2. Find Your Upfitter

Though
there are relatively few companies out there specializing in vehicle
upfits, no two are exactly the same. And some will be more attuned to
your needs than others.

“When
you’re looking for an upfitter, what’s important is the stability of the
company,” says Lawrenson. “Have they been around for a while? Have they
done projects like yours? You want to make sure their business is
sustainable and that they can handle large projects.”

Some
can’t even handle the financial side, adds Lawrenson. Find out if
that’s true with the upfitters you’re considering by speaking with their
past customers. They should also be able to tell you about the quality
of the products, warranties and service, and how the upfitter handled
customization requirements and timeframes.

3. Stay in Touch

If
you’ve done your homework and found a capable company that’s designed
an upfit that works for you, you should be good to go.

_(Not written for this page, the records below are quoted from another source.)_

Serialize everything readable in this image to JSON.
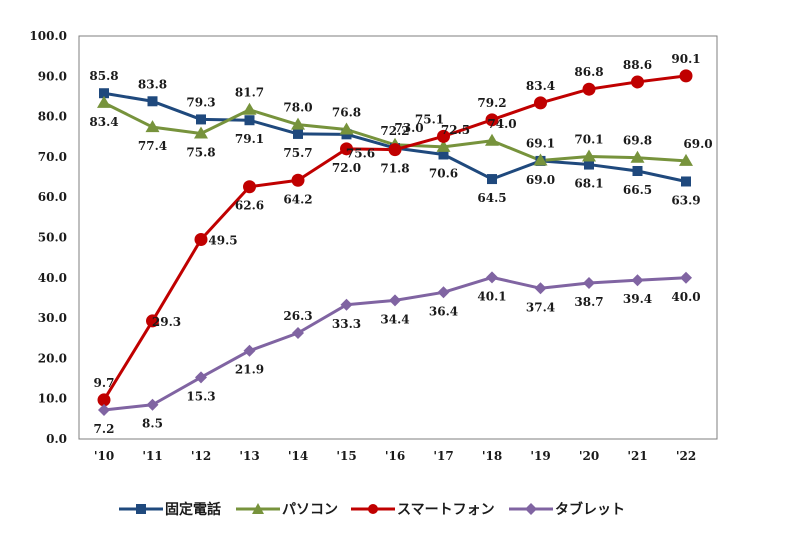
{
  "chart_data": {
    "type": "line",
    "title": "",
    "xlabel": "",
    "ylabel": "",
    "categories": [
      "'10",
      "'11",
      "'12",
      "'13",
      "'14",
      "'15",
      "'16",
      "'17",
      "'18",
      "'19",
      "'20",
      "'21",
      "'22"
    ],
    "ylim": [
      0,
      100
    ],
    "yticks": [
      "0.0",
      "10.0",
      "20.0",
      "30.0",
      "40.0",
      "50.0",
      "60.0",
      "70.0",
      "80.0",
      "90.0",
      "100.0"
    ],
    "grid": false,
    "legend_position": "bottom",
    "series": [
      {
        "name": "固定電話",
        "color": "#1f497d",
        "marker": "square",
        "values": [
          85.8,
          83.8,
          79.3,
          79.1,
          75.7,
          75.6,
          72.2,
          70.6,
          64.5,
          69.0,
          68.1,
          66.5,
          63.9
        ],
        "labels": [
          "85.8",
          "83.8",
          "79.3",
          "79.1",
          "75.7",
          "75.6",
          "72.2",
          "70.6",
          "64.5",
          "69.0",
          "68.1",
          "66.5",
          "63.9"
        ]
      },
      {
        "name": "パソコン",
        "color": "#77933c",
        "marker": "triangle",
        "values": [
          83.4,
          77.4,
          75.8,
          81.7,
          78.0,
          76.8,
          73.0,
          72.5,
          74.0,
          69.1,
          70.1,
          69.8,
          69.0
        ],
        "labels": [
          "83.4",
          "77.4",
          "75.8",
          "81.7",
          "78.0",
          "76.8",
          "73.0",
          "72.5",
          "74.0",
          "69.1",
          "70.1",
          "69.8",
          "69.0"
        ]
      },
      {
        "name": "スマートフォン",
        "color": "#c00000",
        "marker": "circle",
        "values": [
          9.7,
          29.3,
          49.5,
          62.6,
          64.2,
          72.0,
          71.8,
          75.1,
          79.2,
          83.4,
          86.8,
          88.6,
          90.1
        ],
        "labels": [
          "9.7",
          "29.3",
          "49.5",
          "62.6",
          "64.2",
          "72.0",
          "71.8",
          "75.1",
          "79.2",
          "83.4",
          "86.8",
          "88.6",
          "90.1"
        ]
      },
      {
        "name": "タブレット",
        "color": "#8064a2",
        "marker": "diamond",
        "values": [
          7.2,
          8.5,
          15.3,
          21.9,
          26.3,
          33.3,
          34.4,
          36.4,
          40.1,
          37.4,
          38.7,
          39.4,
          40.0
        ],
        "labels": [
          "7.2",
          "8.5",
          "15.3",
          "21.9",
          "26.3",
          "33.3",
          "34.4",
          "36.4",
          "40.1",
          "37.4",
          "38.7",
          "39.4",
          "40.0"
        ]
      }
    ]
  }
}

But remember that
the process from initial contact with an upfitter to fleet delivery is a
long one. A year in some cases. Stay in touch to make sure you get
exactly what you want.

Even after you’ve signed off on a design,
it’s a good idea to make sure timelines are being met and that you get
answers to new questions or ones not previously addressed.

Remember,
too, that needs can change in a year. You may be able to make tweaks to
a design in the early stages of the manufacturing process. Having open
lines of communication makes this easier.